Visiting certain museums feels less like seeing a collection of objects and more like stepping into a different world. It’s a sensation I had recently when I visited the venerable Pitt Rivers Museum and the brand new V&A Storehouse. Both offer a unique kind of experience, inviting you to soak in their distinct atmospheres.

There are obvious architectural similarities – in both, visitors enter through a modest doorway, traversing stairs to multi-storied, rectilinear galleries around a vast atrium. The visitor is immediately confronted by the chaos, abundance and variety of the collage of things in front of them. 

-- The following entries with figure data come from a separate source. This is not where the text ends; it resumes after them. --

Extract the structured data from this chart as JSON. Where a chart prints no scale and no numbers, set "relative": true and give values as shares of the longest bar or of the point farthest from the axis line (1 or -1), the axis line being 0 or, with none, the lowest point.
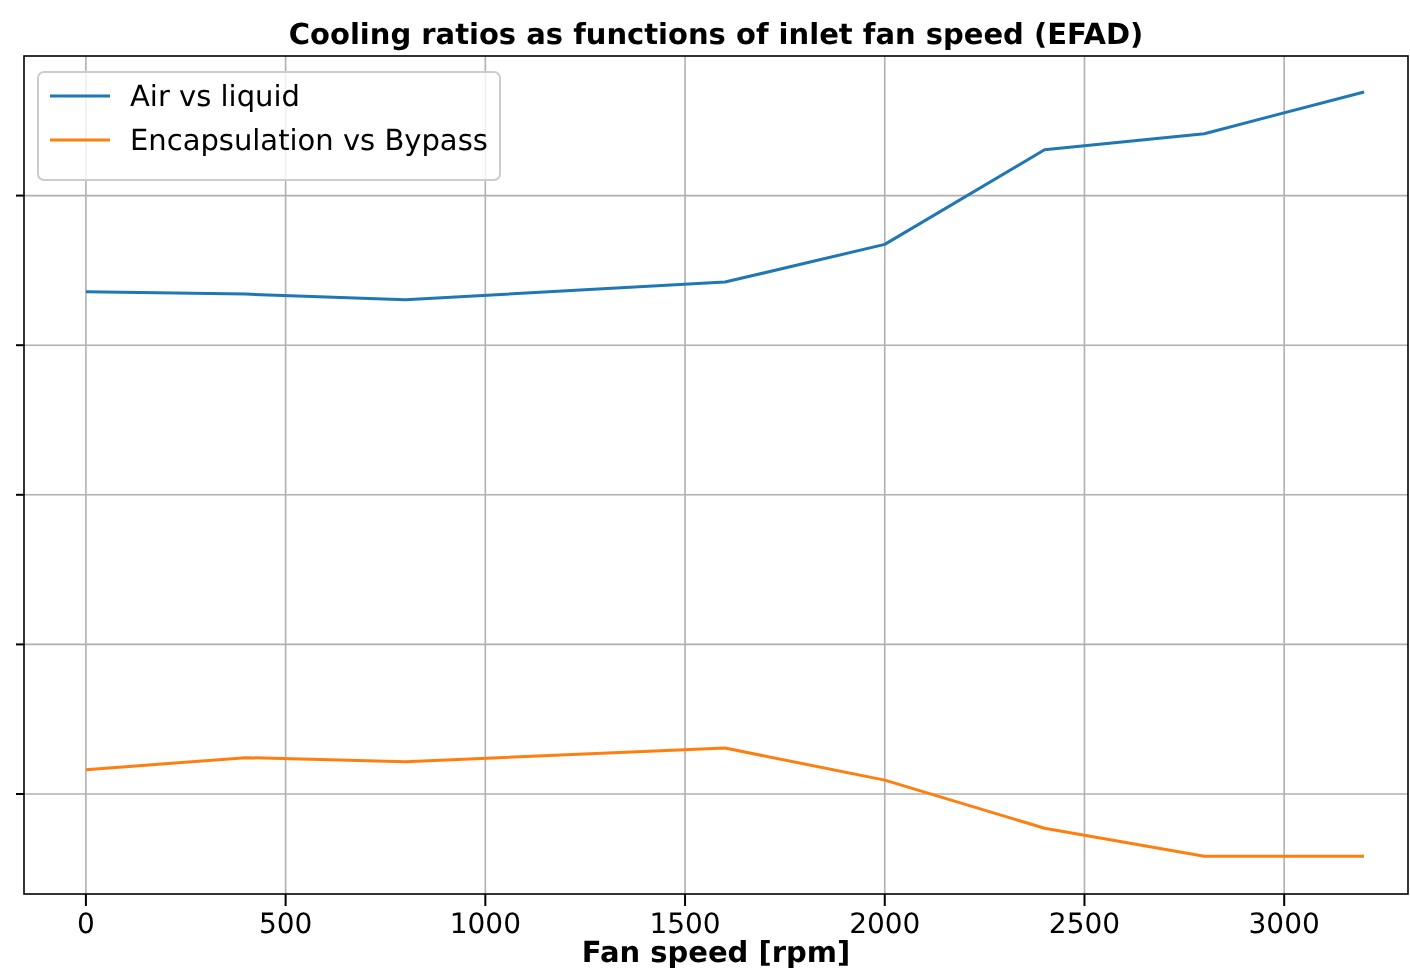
{
  "chart_data": {
    "type": "line",
    "title": "Cooling ratios as functions of inlet fan speed (EFAD)",
    "xlabel": "Fan speed [rpm]",
    "x": [
      0,
      400,
      800,
      1600,
      2000,
      2400,
      2800,
      3200
    ],
    "xlim": [
      -155,
      3310
    ],
    "xticks": [
      0,
      500,
      1000,
      1500,
      2000,
      2500,
      3000
    ],
    "relative": true,
    "tick_labels": "x",
    "grid": true,
    "legend": "top left",
    "series": [
      {
        "name": "Air vs liquid",
        "color": "#1f77b4",
        "values": [
          0.751,
          0.748,
          0.741,
          0.763,
          0.81,
          0.928,
          0.948,
          1
        ]
      },
      {
        "name": "Encapsulation vs Bypass",
        "color": "#ff7f0e",
        "values": [
          0.155,
          0.17,
          0.165,
          0.182,
          0.142,
          0.082,
          0.047,
          0.047
        ]
      }
    ]
  }
}
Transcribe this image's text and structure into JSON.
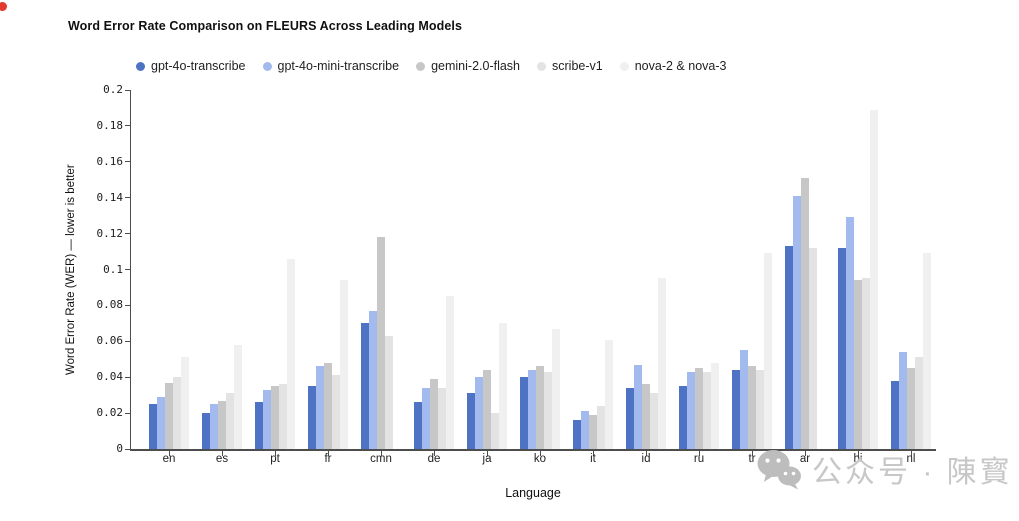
{
  "title": "Word Error Rate Comparison on FLEURS Across Leading Models",
  "watermark": {
    "icon": "wechat-icon",
    "text": "公众号 · 陳寳",
    "color": "#c7c7c7"
  },
  "chart_data": {
    "type": "bar",
    "title": "Word Error Rate Comparison on FLEURS Across Leading Models",
    "xlabel": "Language",
    "ylabel": "Word Error Rate (WER) — lower is better",
    "ylim": [
      0,
      0.2
    ],
    "ytick_labels": [
      "0",
      "0.02",
      "0.04",
      "0.06",
      "0.08",
      "0.1",
      "0.12",
      "0.14",
      "0.16",
      "0.18",
      "0.2"
    ],
    "grid": false,
    "legend_position": "top",
    "categories": [
      "en",
      "es",
      "pt",
      "fr",
      "cmn",
      "de",
      "ja",
      "ko",
      "it",
      "id",
      "ru",
      "tr",
      "ar",
      "hi",
      "nl"
    ],
    "series": [
      {
        "name": "gpt-4o-transcribe",
        "color": "#4e73c4",
        "values": [
          0.025,
          0.02,
          0.026,
          0.035,
          0.07,
          0.026,
          0.031,
          0.04,
          0.016,
          0.034,
          0.035,
          0.044,
          0.113,
          0.112,
          0.038
        ]
      },
      {
        "name": "gpt-4o-mini-transcribe",
        "color": "#a2baee",
        "values": [
          0.029,
          0.025,
          0.033,
          0.046,
          0.077,
          0.034,
          0.04,
          0.044,
          0.021,
          0.047,
          0.043,
          0.055,
          0.141,
          0.129,
          0.054
        ]
      },
      {
        "name": "gemini-2.0-flash",
        "color": "#c7c7c7",
        "values": [
          0.037,
          0.027,
          0.035,
          0.048,
          0.118,
          0.039,
          0.044,
          0.046,
          0.019,
          0.036,
          0.045,
          0.046,
          0.151,
          0.094,
          0.045
        ]
      },
      {
        "name": "scribe-v1",
        "color": "#e3e3e3",
        "values": [
          0.04,
          0.031,
          0.036,
          0.041,
          0.063,
          0.034,
          0.02,
          0.043,
          0.024,
          0.031,
          0.043,
          0.044,
          0.112,
          0.095,
          0.051
        ]
      },
      {
        "name": "nova-2 & nova-3",
        "color": "#f0f0f0",
        "values": [
          0.051,
          0.058,
          0.106,
          0.094,
          null,
          0.085,
          0.07,
          0.067,
          0.061,
          0.095,
          0.048,
          0.109,
          null,
          0.189,
          0.109
        ]
      }
    ]
  }
}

View into the atrium at V&A Storehouse

View into the atrium at the Pitt Rivers

Both embrace storage as a mode of display. The aesthetic is a product of their vast collecting ambitions which far outstrip the means either institution has to display the collection in its totality – resulting in the glorious, behind-the-scenes feel. 

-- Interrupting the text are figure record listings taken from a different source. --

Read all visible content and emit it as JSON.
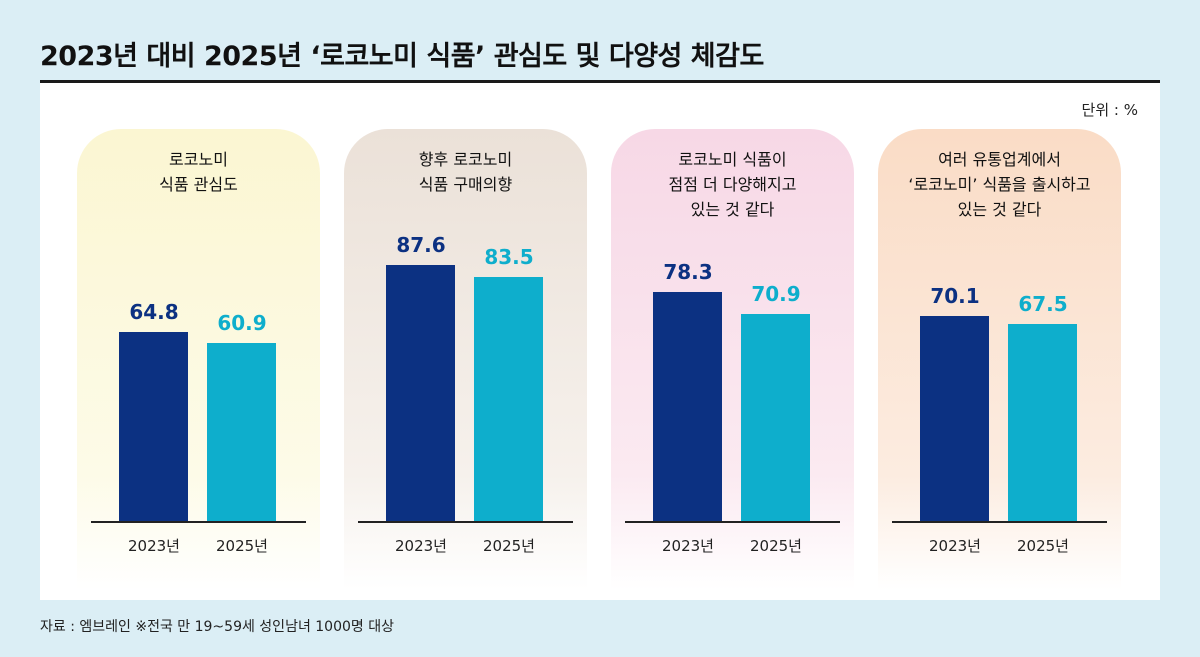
{
  "title": "2023년 대비 2025년 ‘로코노미 식품’ 관심도 및 다양성 체감도",
  "unit": "단위 : %",
  "source": "자료 : 엠브레인  ※전국 만 19~59세 성인남녀 1000명 대상",
  "colors": {
    "bar_2023": "#0c3182",
    "bar_2025": "#0eaecc",
    "card_backgrounds": [
      "#fbf6d2",
      "#efe6de",
      "#f8dce8",
      "#fbe1cb"
    ]
  },
  "chart_data": [
    {
      "type": "bar",
      "title": "로코노미\n식품 관심도",
      "categories": [
        "2023년",
        "2025년"
      ],
      "values": [
        64.8,
        60.9
      ],
      "ylim": [
        0,
        100
      ]
    },
    {
      "type": "bar",
      "title": "향후 로코노미\n식품 구매의향",
      "categories": [
        "2023년",
        "2025년"
      ],
      "values": [
        87.6,
        83.5
      ],
      "ylim": [
        0,
        100
      ]
    },
    {
      "type": "bar",
      "title": "로코노미 식품이\n점점 더 다양해지고\n있는 것 같다",
      "categories": [
        "2023년",
        "2025년"
      ],
      "values": [
        78.3,
        70.9
      ],
      "ylim": [
        0,
        100
      ]
    },
    {
      "type": "bar",
      "title": "여러 유통업계에서\n‘로코노미’ 식품을 출시하고\n있는 것 같다",
      "categories": [
        "2023년",
        "2025년"
      ],
      "values": [
        70.1,
        67.5
      ],
      "ylim": [
        0,
        100
      ]
    }
  ]
}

It’s that back-of-house aspect that gives such a cosy feeling of complicity to the visitor. We’re being shown the ‘other stuff’; shown how the museums work.

In this way both places are more than the sum of their parts, functioning as meta-museums that reflect on collecting, displaying, and what it means to make sense of material culture. 

This creates a complete environment, charming and welcoming in its cluttered, almost junk-drawer-like eccentricity. You know you won’t see everything. The joy is in getting lost, exploring, and simply being amongst the objects, becoming part of the exhibit for a while. To bathe in the museum. 

Abundant cases and storage at the Pitt Rivers

Racking forms the structure of the museum at V&A Storehouse

[It’s a bit of interesting historical symmetry that the Pitt Rivers collection had it’s first home in east London in the V&A. It was on show as part of the Bethnal Green outpost of the South Kensington Museum – it later moved to the main site at South Kensington (now called the V&A) and was later donated to Oxford University who created the permanent home for it within their Museum of Natural History.]